Признаться, сперва я не очень понял, почему мы молодцы вдвойне, но учительница сказала, обращаясь ко всем:
– Мало сделать самому хорошее. Надо увлечь им других!
Никто не слышал, как прозвенел звонок, пока Анна Николаевна не спохватилась сама. Она рассадила нас за парты, открыла журнал, чтобы спросить кого-нибудь, но вдруг подняла голову:
– Вова и Коля, – сказала она, – сделали замечательный подарок фронту. Я думаю, что их поддержит весь класс.
Ребята зашумели, загалдели, хвастаясь, что если взяться всем вместе, можно сделать десять таких корзин, но Анна Николаевна предложила:
– Давайте попробуем собрать табак… Я знаю, что табак сейчас большая редкость, но попробовать можно. Скажите об этом дома, попросите помочь взрослых, а потом… – она задумалась. – А потом мы подарим кисеты бойцам.
– Как? – спросил Вовка.
– Прямо бойцам, – ответила Анна Николаевна. – Время от времени из города уходят эшелоны на фронт. Вот мы и подарим кисеты тем, кто уезжает воевать.
Она обвела класс внимательными глазами. Я посмотрел на учительницу и вдруг заметил, что ее лоб прорезала глубокая морщина. Никогда раньше я не замечал этой морщины.
– А передать кисеты, – сказала она, – я предлагаю поручить Коле и Вове.
Ребята согласно закивали головами, и в моих ушах снова послышался звук оркестра. Я почувствовал, как уши у меня становятся горячими, будто кто-то натер их снегом.
Я посмотрел на Вовку. Он заливался густой краской, отчего его голова походила на огромный помидор.
Вовка смотрел в парту, боясь оглянуться.
* * *
Когда человек чего-нибудь долго ждет, он привыкает к ожиданию. И тем неожиданней становится развязка.
В тот же день, когда прогремел гром литавр и нас с Вовкой выбрали делегатами для вручения кисетов бойцам, я вернулся домой возбужденным и слегка хмельным от такого успеха. Однако ни возбужденность, ни счастливое головокружение не заслонили необычайно сильного и вкусного запаха, который ударил мне в нос, едва я переступил наш порог. Раздувая ноздри, я шагнул в комнату, увидев огромное блюдо жареной картошки, в которой дымились куски мяса, поперхнулся собственной слюной и вдруг… ослеп. Да, это было столь неожиданно и бесшумно, что мне показалось, будто я ослеп. В глазах сперва стало черно, а уже потом я уловил прикосновение чьих-то незнакомых рук. Я безуспешно трепыхнулся, но меня держали крепко, я понял, что это шутка, и принял ее. Надо было отгадать, кто закрыл мне глаза, но руки, заслонившие свет, ни на мамины, ни на бабушкины не походили. Я еще раз потрогал эти руки, нащупал рукава с металлическими пуговками, и в это время до меня донесся тонкий табачный запах.

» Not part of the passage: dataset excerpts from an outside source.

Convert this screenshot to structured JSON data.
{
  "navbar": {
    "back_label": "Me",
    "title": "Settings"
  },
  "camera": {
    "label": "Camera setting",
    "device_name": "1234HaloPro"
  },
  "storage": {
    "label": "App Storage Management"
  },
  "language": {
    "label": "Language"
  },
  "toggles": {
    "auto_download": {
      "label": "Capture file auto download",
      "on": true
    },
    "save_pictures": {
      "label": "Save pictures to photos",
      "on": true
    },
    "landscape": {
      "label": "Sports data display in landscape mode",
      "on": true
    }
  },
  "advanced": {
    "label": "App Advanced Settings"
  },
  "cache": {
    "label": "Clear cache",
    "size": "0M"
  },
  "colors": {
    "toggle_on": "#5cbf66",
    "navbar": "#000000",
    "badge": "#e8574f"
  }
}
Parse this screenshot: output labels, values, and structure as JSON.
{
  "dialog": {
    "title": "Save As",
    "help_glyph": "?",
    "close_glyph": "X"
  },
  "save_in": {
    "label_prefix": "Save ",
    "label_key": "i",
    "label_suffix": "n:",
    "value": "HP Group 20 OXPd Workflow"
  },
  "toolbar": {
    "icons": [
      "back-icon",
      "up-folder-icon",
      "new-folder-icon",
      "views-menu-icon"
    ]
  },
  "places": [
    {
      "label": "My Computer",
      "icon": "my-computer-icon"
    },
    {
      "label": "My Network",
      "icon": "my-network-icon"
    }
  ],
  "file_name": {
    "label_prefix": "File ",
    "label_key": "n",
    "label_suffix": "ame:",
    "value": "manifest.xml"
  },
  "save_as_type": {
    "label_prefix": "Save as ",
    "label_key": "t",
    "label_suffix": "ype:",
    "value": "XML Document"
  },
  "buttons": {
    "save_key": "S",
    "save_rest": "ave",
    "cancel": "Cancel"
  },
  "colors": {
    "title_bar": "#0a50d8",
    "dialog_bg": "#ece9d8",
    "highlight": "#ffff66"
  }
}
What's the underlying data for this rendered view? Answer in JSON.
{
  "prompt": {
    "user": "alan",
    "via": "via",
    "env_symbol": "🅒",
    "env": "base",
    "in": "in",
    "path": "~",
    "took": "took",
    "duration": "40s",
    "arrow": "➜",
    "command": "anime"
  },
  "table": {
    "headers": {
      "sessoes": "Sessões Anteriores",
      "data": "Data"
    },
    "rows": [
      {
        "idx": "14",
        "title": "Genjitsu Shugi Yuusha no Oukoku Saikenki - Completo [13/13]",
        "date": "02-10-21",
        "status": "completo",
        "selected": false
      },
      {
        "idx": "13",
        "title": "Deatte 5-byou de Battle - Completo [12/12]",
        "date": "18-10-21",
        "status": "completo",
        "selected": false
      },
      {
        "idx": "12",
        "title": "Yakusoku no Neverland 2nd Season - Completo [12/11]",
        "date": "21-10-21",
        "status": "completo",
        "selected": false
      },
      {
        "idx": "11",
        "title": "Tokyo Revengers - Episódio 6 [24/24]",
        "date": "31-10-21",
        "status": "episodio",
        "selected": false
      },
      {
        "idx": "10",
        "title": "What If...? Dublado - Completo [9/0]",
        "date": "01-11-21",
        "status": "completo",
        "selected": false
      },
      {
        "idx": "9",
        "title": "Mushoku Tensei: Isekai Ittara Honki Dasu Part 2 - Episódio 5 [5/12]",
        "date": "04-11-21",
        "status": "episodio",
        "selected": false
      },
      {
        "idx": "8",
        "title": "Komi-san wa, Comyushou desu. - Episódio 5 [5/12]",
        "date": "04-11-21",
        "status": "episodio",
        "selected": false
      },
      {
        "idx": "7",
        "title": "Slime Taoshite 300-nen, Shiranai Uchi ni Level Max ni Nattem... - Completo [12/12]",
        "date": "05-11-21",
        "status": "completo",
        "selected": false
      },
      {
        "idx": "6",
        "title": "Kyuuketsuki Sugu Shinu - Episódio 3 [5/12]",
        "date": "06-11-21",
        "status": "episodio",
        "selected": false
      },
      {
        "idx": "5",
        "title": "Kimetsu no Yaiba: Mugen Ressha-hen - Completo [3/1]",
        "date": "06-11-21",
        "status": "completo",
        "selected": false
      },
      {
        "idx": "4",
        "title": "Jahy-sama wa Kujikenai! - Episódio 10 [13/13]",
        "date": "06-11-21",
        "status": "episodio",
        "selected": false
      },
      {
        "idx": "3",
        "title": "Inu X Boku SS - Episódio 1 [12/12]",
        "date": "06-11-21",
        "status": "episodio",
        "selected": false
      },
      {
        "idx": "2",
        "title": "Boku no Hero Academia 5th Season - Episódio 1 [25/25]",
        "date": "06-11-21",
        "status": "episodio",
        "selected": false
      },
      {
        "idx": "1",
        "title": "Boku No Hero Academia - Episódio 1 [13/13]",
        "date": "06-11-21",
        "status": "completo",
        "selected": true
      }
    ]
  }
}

Неожиданная догадка пронзила меня, я подпрыгнул независимо от самого себя, видно, какой-то радостный импульс прошиб меня, вырвался из крепких рук, повернулся и повис на шее отца.

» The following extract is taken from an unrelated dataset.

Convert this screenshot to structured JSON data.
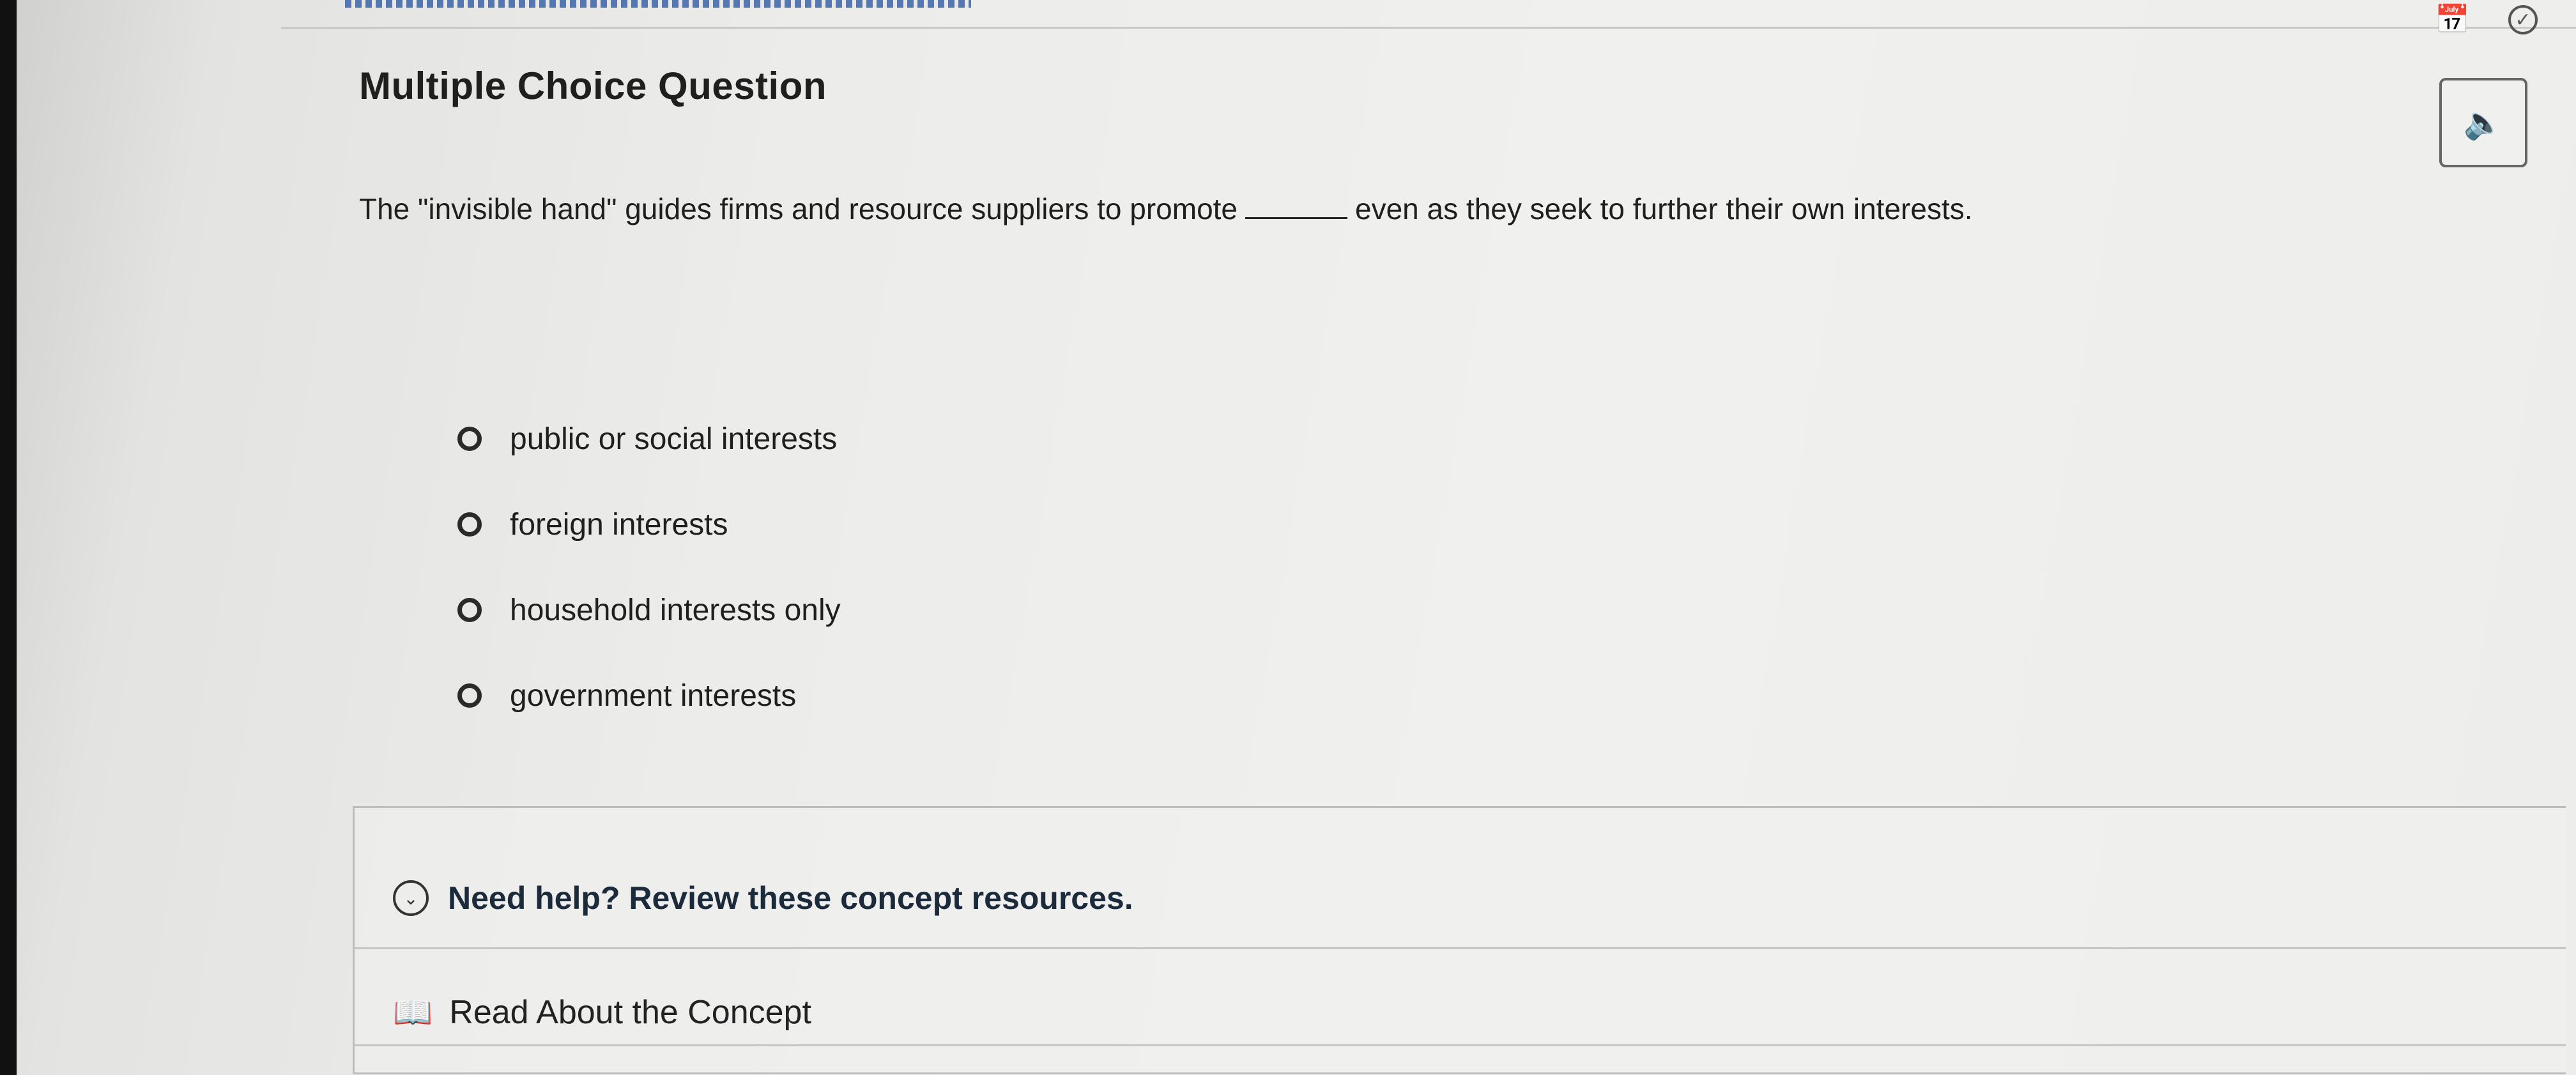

Он прижимал меня, колол щетиной, смеялся, похлопывал ниже спины, что-то приговаривал, а я молчал, сжимая зубы, чтобы не расплакаться.
Я ждал отца, знал, что он придет домой, выписавшись из госпиталя, и все время думал о дне, когда это случится. И вот этот день пришел, я обнимал отца и не верил, все никак не мог поверить, что буду теперь с ним эти несколько дней. Буду с ним говорить, обсуждать разные вещи, смеяться, наверное, расскажу, как в прошлом году нюхал его открытку, думая, что она пахнет маслом, – и вообще, буду жить с отцом, с отцом, понимаете, с отцом!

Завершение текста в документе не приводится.